Unidade Bonfim, da Raízen, é a primeira usina brasileira a contar com um simulador de caminhão canavieiro. O objetivo é aprimorar a qualificação profissional de seus motoristas

Texto: Leonardo Ruiz

O uso de simuladores para capacitação de pessoas é cada vez mais comum no Brasil. Na aviação, eles já são utilizados há anos, com o objetivo de obter crédito de horas de treinamento em voo. A Agência Nacional de Aviação Civil (ANAC) afirma que somente nestes equipamentos é possível treinar determinadas situações de pane em voo com grande realismo, sem risco à vida dos profissionais. Além disso, a tecnologia proporciona, ainda, economia de combustível, o que influi diretamente no custo do treinamento e no impacto ambiental.

Esse mesmo conceito será levado, a partir de 2016, para aqueles que desejam obter sua Carteira Nacional de Habilitação (CNH). Ocorre que o Conselho Nacional de Trânsito (Contran) publicou uma Resolução que torna obrigatório o uso dos simuladores em todos os Estados brasileiros a partir de 31 de dezembro deste ano. Os aspirantes a motoristas deverão concluir cinco horas/aula em um simulador, sendo que pelo menos uma dessas horas/aula terá de recriar um conteúdo noturno. Essa etapa deverá ser concluída depois do curso teórico e antes das aulas práticas. Inicialmente, a exigência vale para quem quiser ser habilitado na categoria B (carros de passeio padrão). Posteriormente, também terão que fazer aulas nos simuladores candidatos a habilitações de veículos comerciais, como caminhões, ônibus e motos.

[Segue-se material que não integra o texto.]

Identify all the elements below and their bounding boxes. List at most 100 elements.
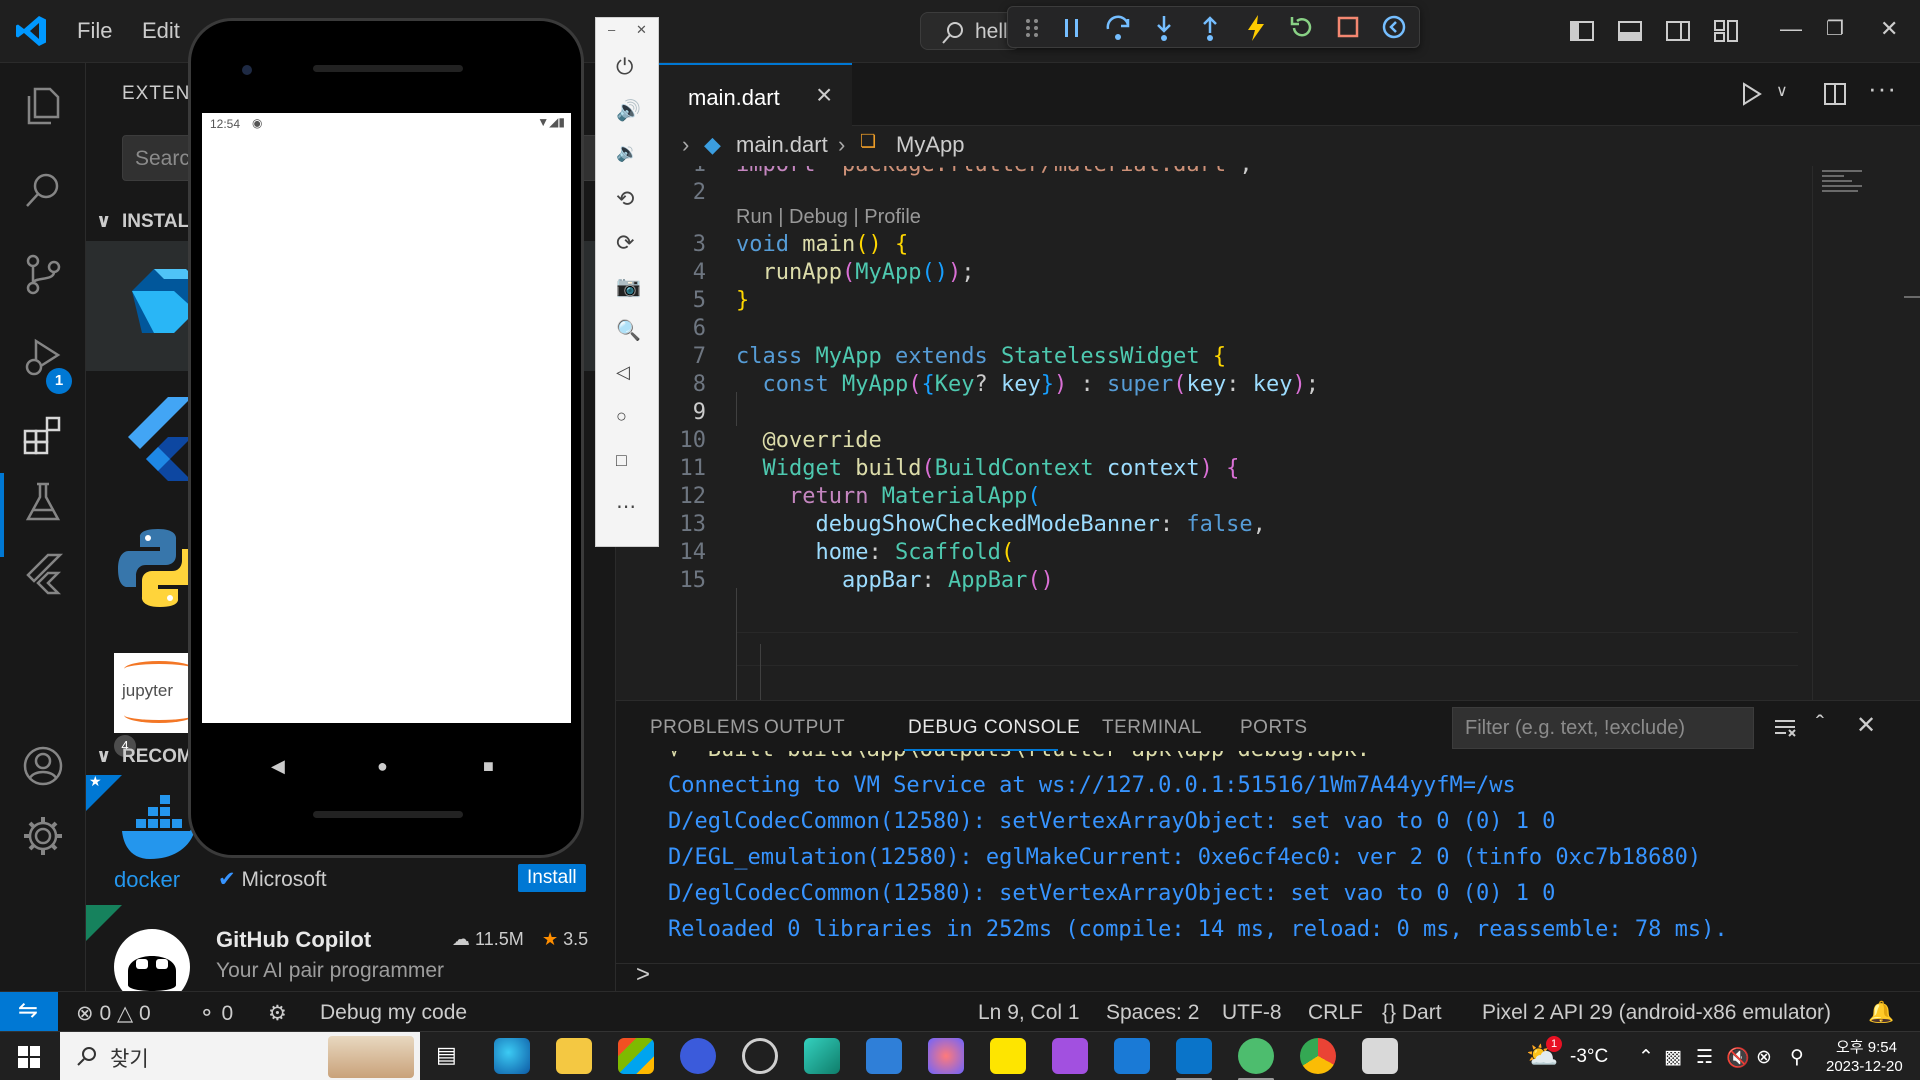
restore-button[interactable]: ❐ [1826, 16, 1844, 41]
breadcrumb-symbol[interactable]: MyApp [896, 132, 964, 158]
volume-up-icon[interactable]: 🔊 [616, 98, 641, 122]
stop-icon[interactable] [1332, 13, 1364, 43]
code-editor[interactable]: 1 import 'package:flutter/material.dart';… [616, 166, 1920, 700]
tray-expand-icon[interactable]: ⌃ [1638, 1046, 1654, 1069]
volume-down-icon[interactable]: 🔉 [616, 142, 640, 166]
emulator-minimize-button[interactable]: – [608, 22, 615, 37]
network-icon[interactable]: ☴ [1696, 1046, 1713, 1069]
panel-tab-ports[interactable]: PORTS [1240, 717, 1308, 739]
restart-icon[interactable] [1286, 13, 1318, 43]
rotate-left-icon[interactable]: ⟲ [616, 186, 640, 211]
emulator-home-button[interactable]: ● [377, 756, 388, 777]
edge-icon[interactable] [494, 1038, 530, 1074]
flutter-icon[interactable] [20, 549, 66, 595]
emulator-screen[interactable]: 12:54 ◉ ▼◢▮ [202, 113, 571, 723]
zoom-icon[interactable]: 🔍 [616, 318, 641, 342]
app-icon-purple[interactable] [1052, 1038, 1088, 1074]
android-emulator-icon[interactable] [1238, 1038, 1274, 1074]
accounts-icon[interactable] [20, 743, 66, 789]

Uso de simuladores no setor sucroenergético
No setor sucroenergético, a tecnologia começou a ser utilizada há poucos anos, através do uso de simuladores de colhedoras de cana. Essa nova forma de capacitação foi essencial para que a produtividade dos canaviais não fosse prejudicada quando a mecanização da colheita de cana crua foi intensificada no Estado de São Paulo, devido à assinatura do Protocolo Agroambiental. Ocorre que, sem os simuladores, o processo de aprendizado de operadores de colhedoras pode demandar altos custos para as usinas, pois acidentes, quebras de equipamentos, pisoteio de soqueiras, entre outros problemas, são comuns durante o treinamento. Além disso, as empresas lidam com gastos desnecessários, como perda de combustível e rendimento, pois, muitas vezes, o processo de colheita com uma colhedora é parado para que o novo colaborador possa aprender. Com o simulador, esses problemas são praticamente sanados.